Hace años era capellán de un Centro de
promoción obrera en el suburbio sur de Roma. Un día se presentó el cardenal
Casaroli, a la sazón Secretario de Estado del Vaticano, y mantuvo un diálogo
con los profesores y alumnos. Uno de ellos le preguntó qué recuerdos destacaría
del tiempo que sirvió a Pablo VI. El cardenal se concentró unos momentos y
añadió: la firma de la Humanae Vitae. Y añadió: «A finales del mes de julio de
1968 el Papa estaba muy preocupado. Un día cogió un abultado fajo de documentos
y se fue a Castel Gandolfo. A los pocos días le encontré completamente
cambiado. Estaba radiante y feliz. Había firmado la Humanae vitae».

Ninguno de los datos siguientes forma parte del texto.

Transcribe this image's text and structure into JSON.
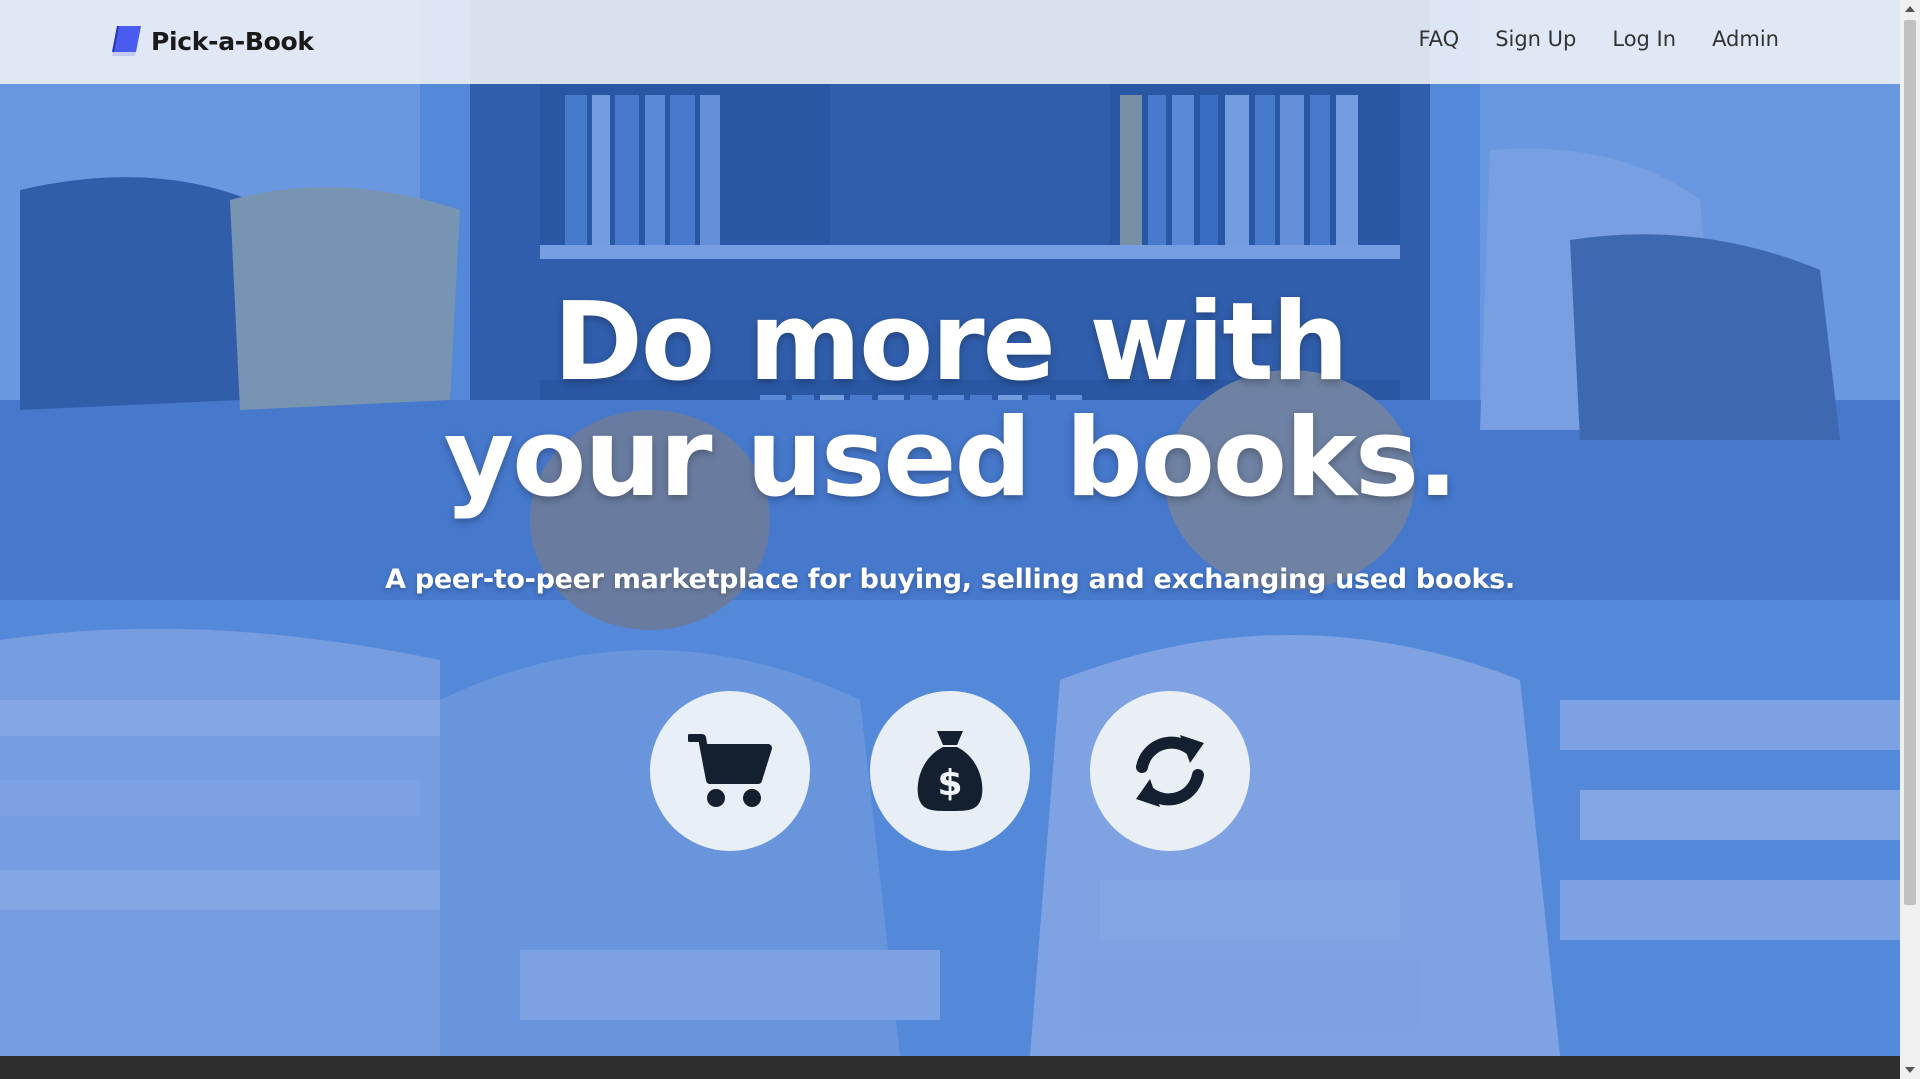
{
  "navbar": {
    "brand": "Pick-a-Book",
    "links": [
      "FAQ",
      "Sign Up",
      "Log In",
      "Admin"
    ]
  },
  "hero": {
    "headline_line1": "Do more with",
    "headline_line2": "your used books.",
    "subtitle": "A peer-to-peer marketplace for buying, selling and exchanging used books."
  },
  "actions": [
    {
      "icon": "shopping-cart-icon"
    },
    {
      "icon": "money-bag-icon"
    },
    {
      "icon": "exchange-arrows-icon"
    }
  ],
  "colors": {
    "overlay": "#346fd6",
    "brand_icon": "#3b52e0",
    "icon_dark": "#142030",
    "footer": "#2d2d2d"
  }
}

Efectivamente, el 25 de julio de 1968 Pablo
VI firmó ese documento, que se convirtió en la gran cruz de su Pontificado y
fue uno de los escritos magisteriales más contestados de los últimos tiempos,
fuera y dentro de la Iglesia. «Raramente –escribió en 1995 el cardenal
Ratzinger- un texto de la historia reciente del Magisterio se ha convertido en
signo de contradicción como esta encíclica».
La encíclica era una defensa decidida de la
vida humana, rechazaba la contraconcepción con métodos artificiales e iba contra
el hedonismo y las políticas de planificación familiar, impuestas a menudo por
los países ricos a los países pobres. Mantenía, en cambio, el principio de
paternidad consciente y éticamente responsable. Como escribió el cardenal
Danielou, el documento subraya «el carácter sagrado del amor humano» y es un
verdadero «revulsivo contra la tecnocracia». La doctrina de la Humanae vitae
contradecía -y contradice- los gustos del tiempo y desafiaba el clima cultural
de la época y los enormes intereses económicos de las grandes multinacionales.
Su enseñanza es, ciertamente, exigente y no se recuerda con gusto. Pero tampoco
el Evangelio se sigue con gusto y deja de ser exigente.
Sin embargo, el tiempo le ha dado la razón.
Ante los inquietantes desarrollos de la ingeniería genética, la Humanae vitae
es una luz profética, cuando asegura que «si no se quiere exponer al arbitrio
de los hombres la misión de generar la vida, se deben reconocer los límites
infranqueables a la posibilidad de dominio del hombre sobre el propio cuerpo y
sobre sus funciones, límites que a ningún hombre le es lícito franquear».
Efectivamente, hoy el hombre sufre el vértigo de la eterna tentación: querer
ser como Dios a costa de autodestruirse y destruir a los demás, especialmente a
los más desprotegidos e inocentes.
Pablo VI alertaba que la contraconcepción
provocaría no sólo una alarmante disminución de los nacimientos sino la
destrucción del amor humano, aumentando el número de abortos y de divorcios,
con el consiguiente perjuicio para los mismos cónyuges y, por supuesto, de sus
hijos. Basta mirar lo que está ocurriendo en Europa y en España para percatarse
de que Pablo VI no se equivocaba. Los expertos hablan ya de una Europa y una
España no solo envejecida sino socialmente depauperada e incapaz de asegurar el
estado del bienestar. Nuestra otrora pujante Castilla, ¿no es también un
ejemplo elocuente?
Hace pocos días un periódico tan poco
sospechoso como Le Monde
decía que hay que potenciar la regulación de los nacimientos por métodos
naturales y no por la píldora. Eso es, exactamente, lo que decía hace cincuenta
años la Humanae vitae. El remedio contra el divorcio, la violencia sexual, el
abandono de los hijos y la misma pervivencia como pueblo no está en el control
artificial de los nacimientos mediante el uso de la píldora «del día después» u
otras, sino en descubrir la belleza del amor humano y del amor conyugal, viendo
el cuerpo humano no sólo como un instrumento de placer sino como un medio
privilegiado de comunicación personal y de autoentrega al otro.